As if hearing my thoughts, it squirms through the striped hallway. The wallpaper seams split and I catch sight of grey, lumpy flesh. I hit my bat against the wall to scare it off. Like opening your coat wide enough to appear bigger and scare off a coyote.

But tonight, the thing doesn’t seem afraid. Instead of disappearing as usual, it breaks off into dozens of lumps that skitter under the wallpaper and ceiling. Like the beetle larvae from the garden they stuffed into a new girl’s mouth.
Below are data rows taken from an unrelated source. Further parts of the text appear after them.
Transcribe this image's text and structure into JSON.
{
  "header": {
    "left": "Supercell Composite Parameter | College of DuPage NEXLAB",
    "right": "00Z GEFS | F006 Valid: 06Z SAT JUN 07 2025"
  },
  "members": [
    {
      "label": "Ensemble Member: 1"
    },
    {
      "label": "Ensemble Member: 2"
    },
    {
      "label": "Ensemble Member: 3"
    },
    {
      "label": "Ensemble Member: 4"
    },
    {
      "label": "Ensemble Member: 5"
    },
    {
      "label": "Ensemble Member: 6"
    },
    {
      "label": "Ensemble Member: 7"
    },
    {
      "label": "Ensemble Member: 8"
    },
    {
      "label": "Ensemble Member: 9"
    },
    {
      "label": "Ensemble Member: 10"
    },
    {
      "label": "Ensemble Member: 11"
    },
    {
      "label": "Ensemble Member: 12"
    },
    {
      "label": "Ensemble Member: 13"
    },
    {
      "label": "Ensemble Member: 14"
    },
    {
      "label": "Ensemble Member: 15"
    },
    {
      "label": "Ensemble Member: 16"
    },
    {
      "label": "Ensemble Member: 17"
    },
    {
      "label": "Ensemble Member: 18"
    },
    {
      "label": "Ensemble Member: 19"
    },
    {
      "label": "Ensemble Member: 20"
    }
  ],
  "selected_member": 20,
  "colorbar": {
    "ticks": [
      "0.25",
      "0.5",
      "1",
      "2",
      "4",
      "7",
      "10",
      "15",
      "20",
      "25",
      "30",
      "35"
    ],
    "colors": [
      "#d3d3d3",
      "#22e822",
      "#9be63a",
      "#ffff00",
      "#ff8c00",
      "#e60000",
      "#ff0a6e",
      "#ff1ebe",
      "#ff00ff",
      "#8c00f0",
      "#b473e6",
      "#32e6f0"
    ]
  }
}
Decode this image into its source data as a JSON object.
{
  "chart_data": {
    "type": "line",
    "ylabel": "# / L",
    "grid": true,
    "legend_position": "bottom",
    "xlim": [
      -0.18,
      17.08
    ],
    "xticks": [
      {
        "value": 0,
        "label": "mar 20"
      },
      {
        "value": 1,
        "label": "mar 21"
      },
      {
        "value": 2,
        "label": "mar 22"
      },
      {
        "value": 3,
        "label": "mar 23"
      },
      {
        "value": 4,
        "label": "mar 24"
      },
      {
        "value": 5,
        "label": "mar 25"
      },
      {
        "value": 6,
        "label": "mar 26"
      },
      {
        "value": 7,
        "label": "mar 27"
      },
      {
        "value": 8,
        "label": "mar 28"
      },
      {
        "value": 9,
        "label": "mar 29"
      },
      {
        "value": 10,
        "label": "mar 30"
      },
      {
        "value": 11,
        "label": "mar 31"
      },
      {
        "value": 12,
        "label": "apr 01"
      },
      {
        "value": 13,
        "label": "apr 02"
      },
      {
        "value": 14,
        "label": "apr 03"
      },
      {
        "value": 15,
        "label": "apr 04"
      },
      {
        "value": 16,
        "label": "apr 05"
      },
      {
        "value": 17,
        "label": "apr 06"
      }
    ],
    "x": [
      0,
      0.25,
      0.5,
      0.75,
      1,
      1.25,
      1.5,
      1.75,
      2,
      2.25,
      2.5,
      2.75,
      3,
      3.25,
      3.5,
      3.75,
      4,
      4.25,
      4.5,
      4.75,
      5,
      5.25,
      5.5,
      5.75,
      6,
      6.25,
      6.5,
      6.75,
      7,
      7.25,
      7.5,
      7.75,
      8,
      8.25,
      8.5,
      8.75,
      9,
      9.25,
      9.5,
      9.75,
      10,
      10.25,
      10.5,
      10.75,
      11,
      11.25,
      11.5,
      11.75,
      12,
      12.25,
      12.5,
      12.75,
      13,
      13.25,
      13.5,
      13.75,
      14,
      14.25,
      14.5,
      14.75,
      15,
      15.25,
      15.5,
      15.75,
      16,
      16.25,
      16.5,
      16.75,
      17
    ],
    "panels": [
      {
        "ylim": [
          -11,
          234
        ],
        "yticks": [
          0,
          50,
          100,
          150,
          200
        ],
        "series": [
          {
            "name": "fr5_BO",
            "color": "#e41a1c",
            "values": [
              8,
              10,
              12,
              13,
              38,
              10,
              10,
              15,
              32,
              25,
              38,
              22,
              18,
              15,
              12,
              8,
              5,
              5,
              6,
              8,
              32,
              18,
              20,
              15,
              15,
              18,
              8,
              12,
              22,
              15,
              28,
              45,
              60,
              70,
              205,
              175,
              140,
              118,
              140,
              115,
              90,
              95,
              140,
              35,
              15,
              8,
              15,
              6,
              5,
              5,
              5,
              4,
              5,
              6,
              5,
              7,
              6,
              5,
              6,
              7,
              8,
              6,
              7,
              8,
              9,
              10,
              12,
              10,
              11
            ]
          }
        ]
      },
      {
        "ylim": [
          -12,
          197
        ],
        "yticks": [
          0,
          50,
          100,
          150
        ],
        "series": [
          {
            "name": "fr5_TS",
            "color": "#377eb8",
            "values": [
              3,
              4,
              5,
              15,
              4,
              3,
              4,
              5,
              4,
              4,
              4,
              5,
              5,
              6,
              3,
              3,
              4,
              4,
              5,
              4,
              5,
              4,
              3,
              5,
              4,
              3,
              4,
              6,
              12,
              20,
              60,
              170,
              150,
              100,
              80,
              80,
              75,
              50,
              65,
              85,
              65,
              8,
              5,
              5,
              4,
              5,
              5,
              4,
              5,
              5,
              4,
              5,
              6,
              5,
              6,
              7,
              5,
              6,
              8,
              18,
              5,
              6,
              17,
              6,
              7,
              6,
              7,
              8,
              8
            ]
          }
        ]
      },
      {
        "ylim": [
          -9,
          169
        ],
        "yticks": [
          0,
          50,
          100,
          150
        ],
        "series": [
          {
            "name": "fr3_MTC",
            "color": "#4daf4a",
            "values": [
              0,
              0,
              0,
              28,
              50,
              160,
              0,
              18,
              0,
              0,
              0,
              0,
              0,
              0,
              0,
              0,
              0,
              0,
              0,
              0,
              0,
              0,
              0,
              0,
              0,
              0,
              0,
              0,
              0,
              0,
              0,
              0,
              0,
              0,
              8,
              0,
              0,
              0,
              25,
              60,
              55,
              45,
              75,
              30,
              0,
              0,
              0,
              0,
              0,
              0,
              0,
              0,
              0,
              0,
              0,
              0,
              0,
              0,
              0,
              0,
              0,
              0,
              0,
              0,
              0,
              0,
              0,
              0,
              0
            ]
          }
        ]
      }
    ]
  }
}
Annette stood on the girl’s hands and yanked up on her jaw until she mushed them, swallowed, then barfed them back up.

I swallow back phantom grubs.

“What do you even want?” I ask the thing. The ceiling lights littered with dead bugs flicker as I pass under.

It never responds. Maybe some of the older girls know, but no one talks about their nights in the halls.

The wallpaper bulges and splits before, above me, one large grey thing fires out of the walls.

I hit it with the bat and it explodes into smaller pieces.

They stick to me, pinning me against the floor. Larvae squirm up my shirt, up my nose, into my panties. That last one cranks my head up, a new flood of terror jolting through me.

“Get the fuck off me,” I snarl, ripping them off.

The thing that lives in the walls dives for my pants again, runs up my shirt as tears well in my eyes.

Is this why some of the new girls disappear? This is why those that survive it stay quiet, so the other girls don’t run and take it instead.

It lives and thrives where girls are forgotten about.

I grab handfuls and start slamming them into the floorboards. It explodes like grey fruit gushers, chunks of orange and pickle-green offal squeeze between my fingers.

It keeps reforming, a hydra of slimy, grey flesh.

“You want in me so bad? Fine.”

I grab the nearest piece and like that girl—Mercy, I think her name was—I start chewing. I grab mouthfuls and choke it back. My incisors tear and my molars grind it into a garlic-vanilla-tasting paste. I swallow it down and keep it down. Unlike Mercy, I won’t be sick. I have an appetite.

The creature tries to reform but there’s less and less of it because I’m devouring it like the half-defrosted Hungry Man’s my mom tossed me to keep me quiet. I digest it like the foster system did me before one too many delinquency reports landed me here.

I’m fit to bursting but the thing thrashes and I keep it down with a hard-won swallow.

I return to the room and look at the girls differently. Annette is shaking as I enter.

“Go back,” she snaps. “It’s not dawn yet, you idiot. Do you want it to get us all?”

She’s terrified. They all are. All these once new-girls who don’t talk about what happens in the hallways.

“It’s not going to anymore.” I smear gray from my lips, sink into bed, and pull up the covers. “Night.”

Around me, shoulders relax and tension eases. Annette’s sincere voice echoes from across the room.

“Thanks new gi—” She reconsiders. “Thanks, Kitty.”